Oyama: Stecken Sie das Zeug wieder ein, Jonas. Ich kaufe nicht.
Jonas: Moment mal, Sie irren sich.
Oyama: Glaub ich kaum. Wir wissen was wir von Ihnen zu halten haben, was Rashid.
Rashid: Das wissen wir, Herr Minister.
Oyama: Sie sind ein Erpresser, ein mieser kleiner europäischer Erpresser. Auf irgendeine Weise haben Sie sich dieses Material beschafft und nun...
Jonas: Nein, die Sache läuft ganz anders...
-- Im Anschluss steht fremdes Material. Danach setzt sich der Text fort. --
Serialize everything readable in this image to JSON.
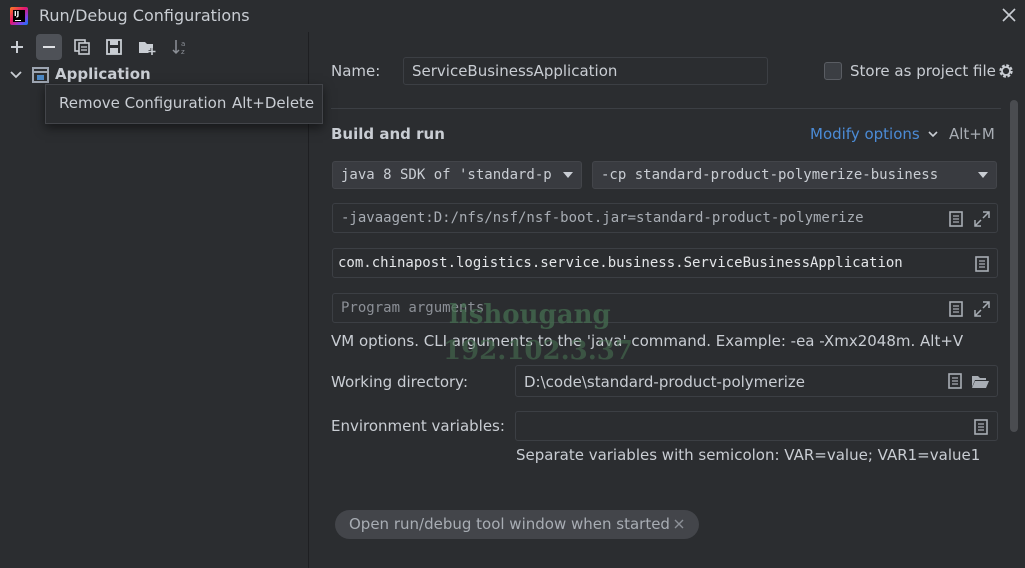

Oyama: Sie können sich jedes weitere Wort sparen, wir glauben Ihnen sowieso nicht, was Rashid?
Rashid: Keine Silbe, Herr Minister.
Oyama: Aber Sie, Sie sollten mir glauben, Jonas, wenn ich Ihnen jetzt was sage, falls Sie vorhaben sich weiter mit dieser Sache abzugeben und Ihre käsige Nase weiter in meine Privatangelegenheiten zu stecken, dann denken Sie darüber lieber noch mal nach. Es könnte Ihnen passieren, daß Ihnen die Nase dabei abhanden kommt. Und auch sonst noch dieser oder jene andere Körperteil. Und jetzt raus.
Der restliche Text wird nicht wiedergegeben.